Version-Release number of selected component (if applicable):
How reproducible:
Build new OCP cluster 3.7 with repos:
- rhel-7-server-rpms
- rhel-7-server-extras-rpms
- rhel-7-server-ose-3.7-rpms
- rhel-7-fast-datapath-rpms
- rh-gluster-3-client-for-rhel-7-server-rpms
Gluster (CNS on OCP broken)
[ec2-user@ip-10-105-0-90 ~]$ oc get pods
NAME READY STATUS RESTARTS AGE
glusterfs-storage-lbcbj 0/1 CrashLoopBackOff 6 6m
glusterfs-storage-nfvxt 0/1 CrashLoopBackOff 6 6m
glusterfs-storage-r4w5k 0/1 CrashLoopBackOff 6 6m
[ec2-user@ip-10-105-0-90 ~]$ oc logs -f glusterfs-storage-lbcbj
env variable is set. Update in gluster-blockd.service
Couldn't find an alternative telinit implementation to spawn.

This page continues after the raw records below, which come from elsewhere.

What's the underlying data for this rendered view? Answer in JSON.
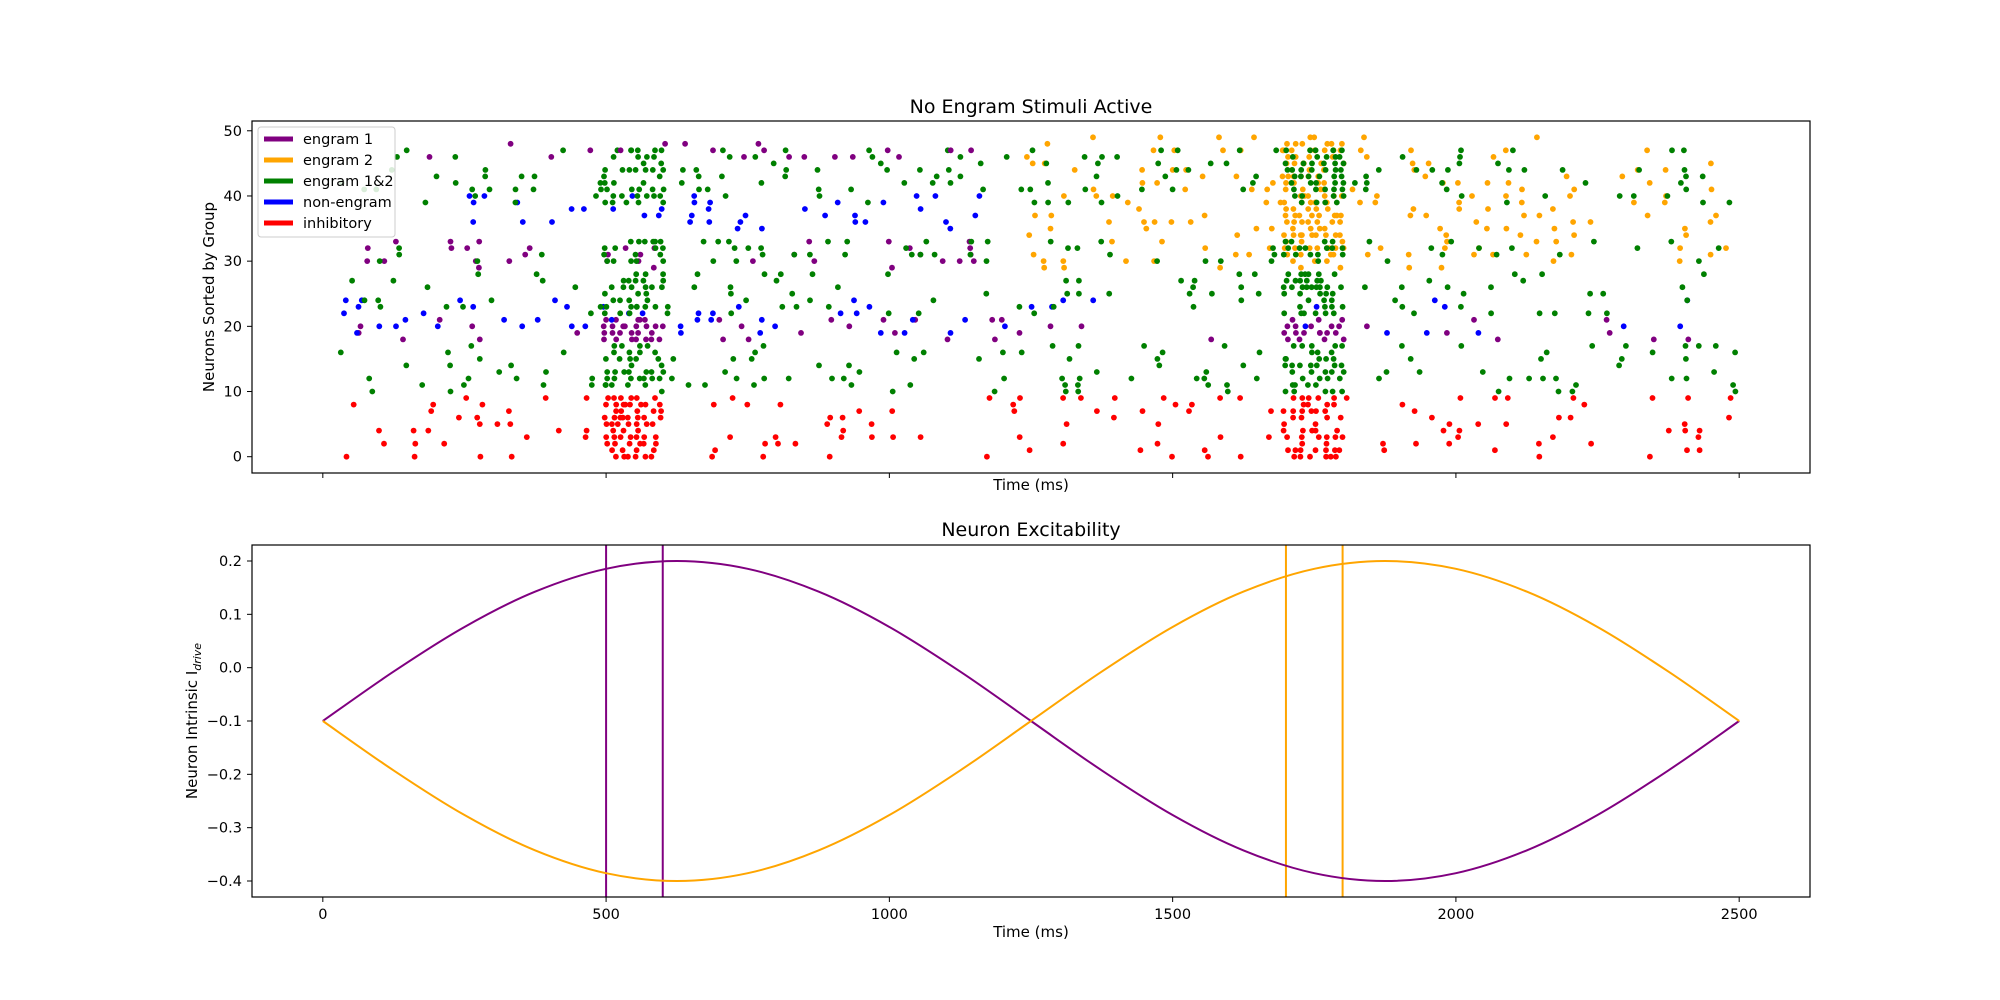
{
  "chart_data": [
    {
      "type": "scatter",
      "title": "No Engram Stimuli Active",
      "xlabel": "Time (ms)",
      "ylabel": "Neurons Sorted by Group",
      "xlim": [
        -125,
        2625
      ],
      "ylim": [
        -2.5,
        51.5
      ],
      "xticks": [
        0,
        500,
        1000,
        1500,
        2000,
        2500
      ],
      "show_xtick_labels": false,
      "yticks": [
        0,
        10,
        20,
        30,
        40,
        50
      ],
      "grid": false,
      "legend_position": "upper-left",
      "legend": [
        {
          "label": "engram 1",
          "color": "#800080"
        },
        {
          "label": "engram 2",
          "color": "#ffa500"
        },
        {
          "label": "engram 1&2",
          "color": "#008000"
        },
        {
          "label": "non-engram",
          "color": "#0000ff"
        },
        {
          "label": "inhibitory",
          "color": "#ff0000"
        }
      ],
      "groups": [
        {
          "name": "inhibitory",
          "rows": [
            0,
            9
          ],
          "color": "#ff0000",
          "active_windows": [
            [
              50,
              1120
            ],
            [
              1170,
              2500
            ]
          ],
          "dense_windows": [
            [
              500,
              600
            ],
            [
              1700,
              1800
            ]
          ]
        },
        {
          "name": "engram 1&2",
          "rows": [
            10,
            17
          ],
          "color": "#008000",
          "active_windows": [
            [
              30,
              1180
            ],
            [
              1200,
              2500
            ]
          ],
          "dense_windows": [
            [
              500,
              600
            ],
            [
              1700,
              1800
            ]
          ]
        },
        {
          "name": "engram 1",
          "rows": [
            18,
            21
          ],
          "color": "#800080",
          "active_windows": [
            [
              60,
              1180
            ]
          ],
          "sparse_windows": [
            [
              1200,
              2500
            ]
          ],
          "dense_windows": [
            [
              500,
              600
            ],
            [
              1700,
              1800
            ]
          ]
        },
        {
          "name": "non-engram",
          "rows": [
            19,
            24
          ],
          "color": "#0000ff",
          "active_windows": [
            [
              40,
              1180
            ]
          ],
          "sparse_windows": [
            [
              1200,
              2500
            ]
          ]
        },
        {
          "name": "engram 1&2",
          "rows": [
            22,
            28
          ],
          "color": "#008000",
          "active_windows": [
            [
              20,
              1180
            ],
            [
              1200,
              2500
            ]
          ],
          "dense_windows": [
            [
              500,
              600
            ],
            [
              1700,
              1800
            ]
          ]
        },
        {
          "name": "engram 2",
          "rows": [
            29,
            34
          ],
          "color": "#ffa500",
          "active_windows": [
            [
              1250,
              2500
            ]
          ],
          "sparse_windows": [
            [
              500,
              600
            ]
          ],
          "dense_windows": [
            [
              1700,
              1800
            ]
          ]
        },
        {
          "name": "engram 1",
          "rows": [
            29,
            33
          ],
          "color": "#800080",
          "active_windows": [
            [
              80,
              1180
            ]
          ]
        },
        {
          "name": "engram 1&2",
          "rows": [
            30,
            33
          ],
          "color": "#008000",
          "active_windows": [
            [
              80,
              1180
            ],
            [
              1200,
              2500
            ]
          ],
          "dense_windows": [
            [
              500,
              600
            ],
            [
              1700,
              1800
            ]
          ]
        },
        {
          "name": "non-engram",
          "rows": [
            35,
            40
          ],
          "color": "#0000ff",
          "active_windows": [
            [
              180,
              1180
            ]
          ]
        },
        {
          "name": "engram 2",
          "rows": [
            35,
            47
          ],
          "color": "#ffa500",
          "active_windows": [
            [
              1250,
              2500
            ]
          ],
          "dense_windows": [
            [
              1700,
              1800
            ]
          ]
        },
        {
          "name": "engram 1&2",
          "rows": [
            39,
            47
          ],
          "color": "#008000",
          "active_windows": [
            [
              40,
              1180
            ],
            [
              1200,
              2500
            ]
          ],
          "dense_windows": [
            [
              500,
              600
            ],
            [
              1700,
              1800
            ]
          ]
        },
        {
          "name": "engram 1",
          "rows": [
            46,
            48
          ],
          "color": "#800080",
          "active_windows": [
            [
              100,
              1180
            ]
          ]
        },
        {
          "name": "engram 2",
          "rows": [
            48,
            49
          ],
          "color": "#ffa500",
          "active_windows": [
            [
              1250,
              2500
            ]
          ],
          "dense_windows": [
            [
              1700,
              1800
            ]
          ]
        }
      ]
    },
    {
      "type": "line",
      "title": "Neuron Excitability",
      "xlabel": "Time (ms)",
      "ylabel": "Neuron Intrinsic I",
      "ylabel_subscript": "drive",
      "xlim": [
        -125,
        2625
      ],
      "ylim": [
        -0.43,
        0.23
      ],
      "xticks": [
        0,
        500,
        1000,
        1500,
        2000,
        2500
      ],
      "yticks": [
        -0.4,
        -0.3,
        -0.2,
        -0.1,
        0.0,
        0.1,
        0.2
      ],
      "ytick_labels": [
        "−0.4",
        "−0.3",
        "−0.2",
        "−0.1",
        "0.0",
        "0.1",
        "0.2"
      ],
      "grid": false,
      "series": [
        {
          "color": "#800080",
          "x": [
            0,
            125,
            250,
            375,
            500,
            625,
            750,
            875,
            1000,
            1125,
            1250,
            1375,
            1500,
            1625,
            1750,
            1875,
            2000,
            2125,
            2250,
            2375,
            2500
          ],
          "y": [
            -0.1,
            -0.0073,
            0.0763,
            0.1427,
            0.1853,
            0.2,
            0.1853,
            0.1427,
            0.0763,
            -0.0073,
            -0.1,
            -0.1927,
            -0.2763,
            -0.3427,
            -0.3853,
            -0.4,
            -0.3853,
            -0.3427,
            -0.2763,
            -0.1927,
            -0.1
          ]
        },
        {
          "color": "#ffa500",
          "x": [
            0,
            125,
            250,
            375,
            500,
            625,
            750,
            875,
            1000,
            1125,
            1250,
            1375,
            1500,
            1625,
            1750,
            1875,
            2000,
            2125,
            2250,
            2375,
            2500
          ],
          "y": [
            -0.1,
            -0.1927,
            -0.2763,
            -0.3427,
            -0.3853,
            -0.4,
            -0.3853,
            -0.3427,
            -0.2763,
            -0.1927,
            -0.1,
            -0.0073,
            0.0763,
            0.1427,
            0.1853,
            0.2,
            0.1853,
            0.1427,
            0.0763,
            -0.0073,
            -0.1
          ]
        }
      ],
      "vlines": [
        {
          "x": 500,
          "color": "#800080"
        },
        {
          "x": 600,
          "color": "#800080"
        },
        {
          "x": 1700,
          "color": "#ffa500"
        },
        {
          "x": 1800,
          "color": "#ffa500"
        }
      ]
    }
  ]
}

On our working system (provisioned yesterday) we have:
Server:
Version: 1.12.6
API version: 1.24
Package version: docker-1.12.6-71.git3e8e77d.el7.x86_64
Go version: go1.8.3
Git commit: 3e8e77d/1.12.6
Built: Wed Dec 13 12:18:58 2017
OS/Arch: linux/amd64
On our broken systems (provisioned today) we have:
Server:
Version: 1.13.1
API version: 1.26 (minimum version 1.12)
Package version: <unknown>
Go version: go1.8.3
Git commit: 774336d/1.13.1
Built: Tue Feb 20 13:46:34 2018
OS/Arch: linux/amd64
Experimental: false
Didint tested anything else as we needed to rollback cluster back.
Yum search --showduplicates
https://gist.github.com/mjudeikis/418a09a357ce5fd3d9886ee42fbfbded
Comment 2Mangirdas Judeikis
2018-03-09 10:06:28 UTC
This is just one confirmed bug, we didn't had a chance to test all other Openshift ojects. It need validation before making it "only gluster bug"
This also affects RHEL Atomic Host 7.4.5 and higher. If you use any of the newer AWS Atomic Host images released this year, you run into the same issue.
(In reply to Billy Holmes from comment #6)
> This also affects RHEL Atomic Host 7.4.5 and higher. If you use any of the
> newer AWS Atomic Host images released this year, you run into the same issue.
I dont think we can do something from CNS side to resolve this issue. The feasible solution is already documented in the kcs article mentioned in the bz comment. I am closing this bugzilla for now. Please feel free to reopen this if anything left to be addressed.